O Wandzie, co pobiła Niemca. Jak opowiadać legendy
Nieoceniony minister Gliński przy okazji premiery opery „Wanda” na Wawelu przemieszał wątki znanej legendy z polską historią. Niespecjalnie mnie to dziwi, zresztą może to słuszna koncepcja, w końcu o ileż lepiej i inaczej mogłyby potoczyć się losy naszego kraju, gdyby opowieść o Wandzie przetrwała w swojej pierwotnej wersji, w której to niemiecki wódz popełnia po sromotnej porażce samobójstwo, a bitna królewna długie lata rządzi mądrze i sprawiedliwie. Niestety, Długoszowi wszystko się pomerdało i w powszechnym odbiorze przetrwał ten cierpiętniczy rys i syndrom ofiary, która wolność może uzyskać tylko rzucając się w odmęty Wisły.

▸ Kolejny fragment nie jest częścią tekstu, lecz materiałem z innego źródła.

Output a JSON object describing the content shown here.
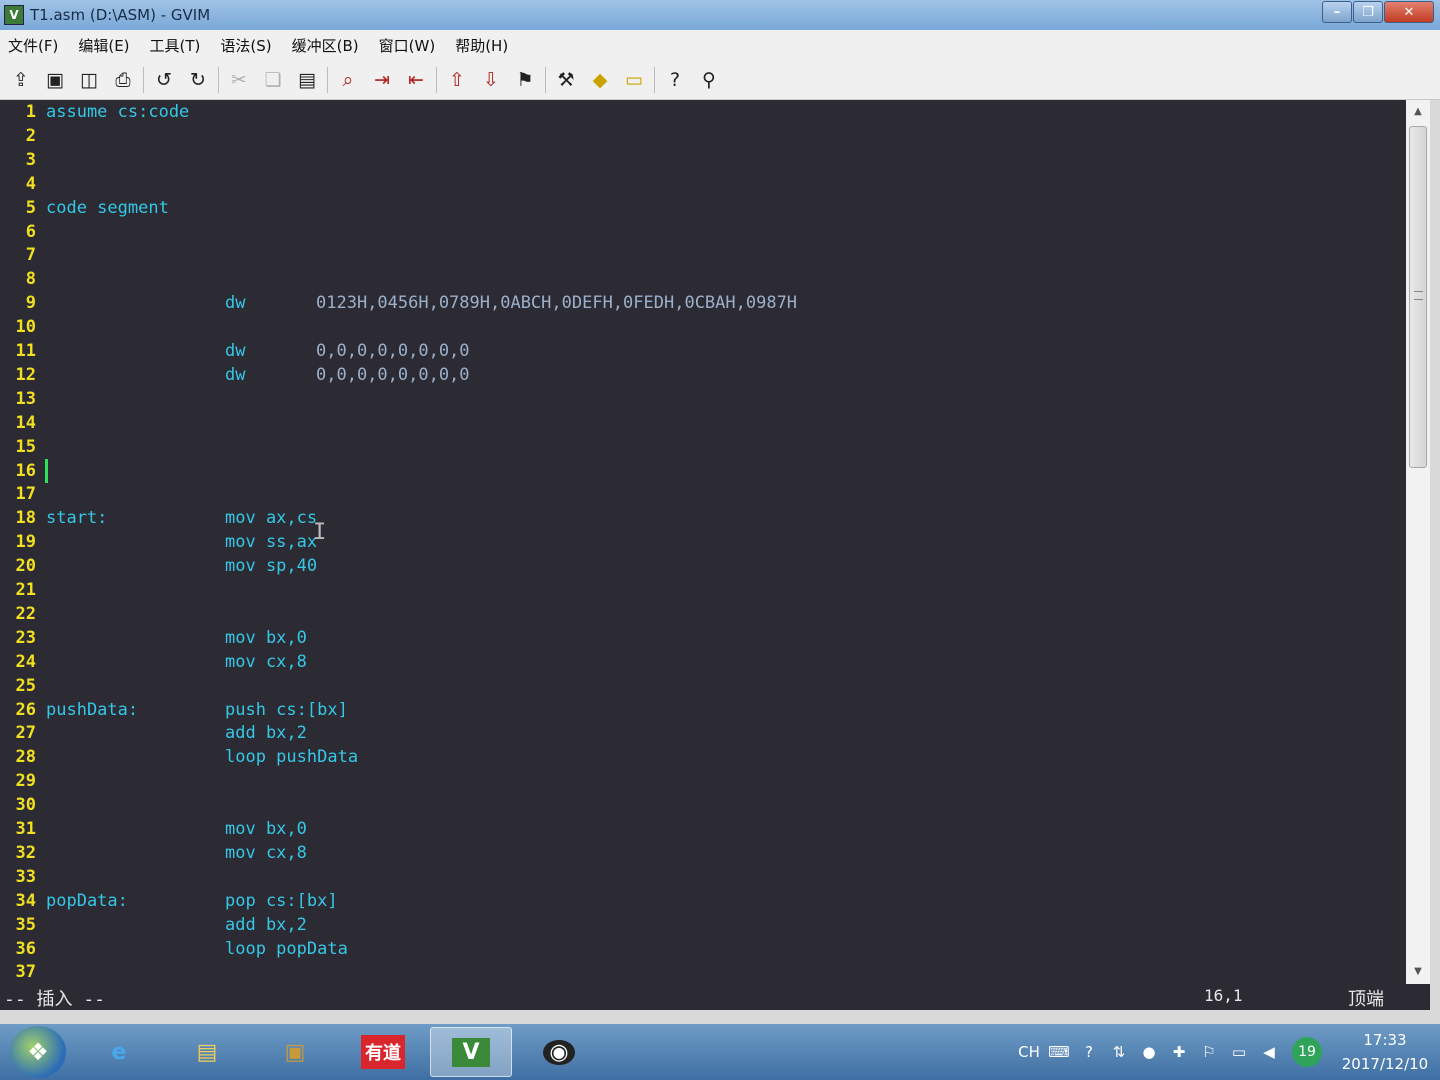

Ja bym chciał jednak o tym, że nie do końca zgadzam się z medialnym przekazem, iż opera „Wanda” na wawelskim dziedzińcu była czymś w tym miejscu wyjątkowym i nie mającym precedensu.

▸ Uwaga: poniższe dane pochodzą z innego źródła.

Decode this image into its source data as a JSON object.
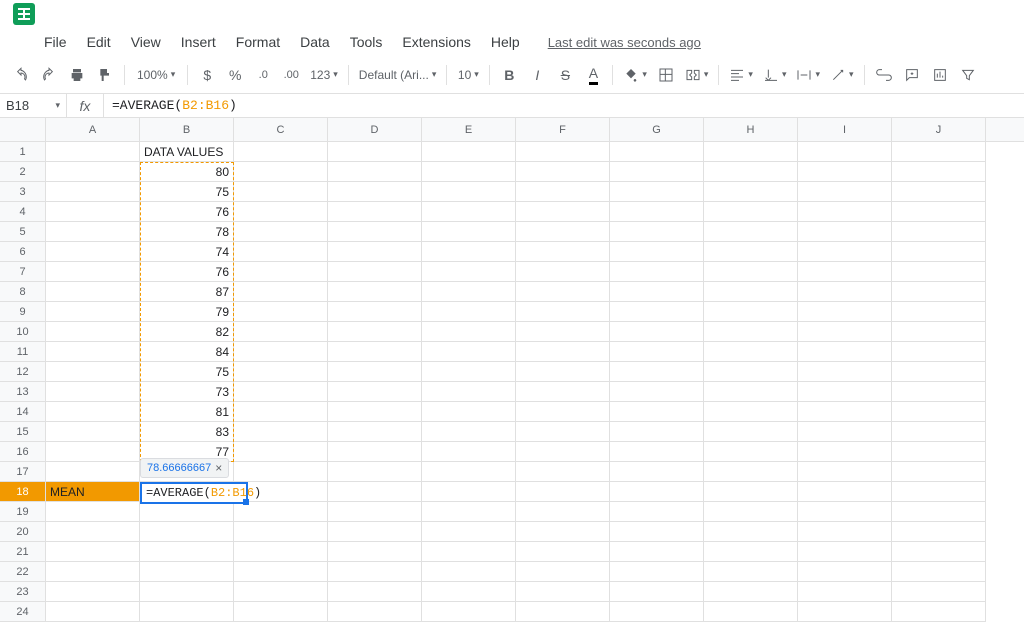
{
  "menubar": {
    "items": [
      "File",
      "Edit",
      "View",
      "Insert",
      "Format",
      "Data",
      "Tools",
      "Extensions",
      "Help"
    ],
    "last_edit": "Last edit was seconds ago"
  },
  "toolbar": {
    "zoom": "100%",
    "currency": "$",
    "percent": "%",
    "dec_less": ".0",
    "dec_more": ".00",
    "num_fmt": "123",
    "font": "Default (Ari...",
    "size": "10",
    "bold": "B",
    "italic": "I",
    "strike": "S",
    "text_color": "A"
  },
  "formula_bar": {
    "name_box": "B18",
    "fx": "fx",
    "prefix": "=AVERAGE(",
    "range": "B2:B16",
    "suffix": ")"
  },
  "columns": [
    "A",
    "B",
    "C",
    "D",
    "E",
    "F",
    "G",
    "H",
    "I",
    "J"
  ],
  "rows": {
    "count": 24,
    "header_label": "DATA VALUES",
    "values": [
      "80",
      "75",
      "76",
      "78",
      "74",
      "76",
      "87",
      "79",
      "82",
      "84",
      "75",
      "73",
      "81",
      "83",
      "77"
    ],
    "mean_label": "MEAN"
  },
  "tooltip": {
    "value": "78.66666667",
    "close": "×"
  },
  "active_formula": {
    "prefix": "=AVERAGE(",
    "range": "B2:B16",
    "suffix": ")"
  },
  "chart_data": {
    "type": "table",
    "title": "DATA VALUES",
    "values": [
      80,
      75,
      76,
      78,
      74,
      76,
      87,
      79,
      82,
      84,
      75,
      73,
      81,
      83,
      77
    ],
    "mean": 78.66666667
  }
}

Do Wandy mam bardzo osobisty stosunek, ponieważ w ramach artystycznego eksperymentu zagrałem jej rolę w filmowej etiudzie przyjaciela z liceum, zdaje się, że w 1993 roku. Kręcony na VHS obraz zdobył nawet jakąś nagrodę na przeglądzie filmów amatorskich; osobnych dla aktorów, niestety, nie dawali. W kwiecistej sukience po mamie (nota bene Wandzie), wianku na głowie, glanach (z Chełmka, najlepsze) oraz długich, rozpuszczonych włosach (własnych) stanowiłem niewątpliwie najosobliwsze w dziejach wcielenie córki Kraka. Przypominam, że działo się to na długo zanim polska prawica zaznajomiła się z grozą pojęcia dżender, a czarnoskóre aktorki zaczęły grać angielskie królowe. Dopiero rok później ukazał się cudowny, choć tylko ciut lepszy od naszego film „Priscilla, królowa pustyni”. Przypadek? Nie sądzę.
Nie tylko dlatego jednak był to wizjonerski obraz. Otóż jego przesłanie było bardzo ekologiczne, dostrzegłbym dziś w nim przestrogę przed katastrofą klimatyczną. Krak chciał mianowicie sprzedać Wandę za nieograniczony dostęp do chemii z Niemiec, która następnie zanieczyściła Wisłę (chemia, nie Wanda). Nie pamiętam finału, happy endu chyba jednak nie było, pamiętam za to spojrzenia ludzi, gdy w sukience i wianku przechadzałem się po bulwarach pod Wawelem.
Kręciliśmy też na wawelskich krużgankach, do czego reżyser wykorzystał znajomości własnych rodziców. Szkopuł w tym, że scena, w której kilku skinheadów - wypożyczonych spontanicznie ze szkolnej wycieczki, akurat przebywającej na dziedzińcu - trzymających transparenty w z napisami parafrazującymi hasła w rodzaju „Polska dla Polaków” nie była uzgodniona z ochroną. A że nasi statyści bardzo mocno wczuli się w rolę, toteż próbowano siłą usunąć z ich z planu, nie dając wiary, że kręcony jest tu ważny społecznie film. Dopiero gdy reżyser wskazał palcem na stojącego na balkonie dwumetrowego nastolatka przebranego za kobietę (w tej scenie Wanda pozdrawiała protestujący tłum) służby chyba ogarnęły, że faktycznie wydarza się tu jakaś sztuka i zaprzestały interwencji. Nakazując jednakowoż jak najszybsze dokończenie ujęcia, by nie bulwersować przesadnie zagranicznych turystów. Już wtedy było ich tam sporo, zakładam więc w ciemno, że w niejednym albumie z wizyty w Krakowie znajduje się demonstracja narodowców na Wawelu, wyrażających swoje poparcie dla transgenderowej królewny. No cóż, czuć w tym filmie było silnego, tarantinowskiego ducha dekonstrukcji. O czym mogli się też wówczas przekonać widzowie TVP3 Kraków. Zarzutów o obrazę uczuć krakusów nie było.
Żałuję, że nie widziałem teraz opery, jedynie zdjęcia i wizualnie prezentowała się obłędnie, no ale jednak my narobiliśmy z Wandą hałasu na Wawelu już 28 lat temu. Ech, gdyby istniał wówczas tik-tok, insta, to... Niestety, dziś w tę sukienkę już bym się nie wcisnął. Za żadne wawelskie skarby.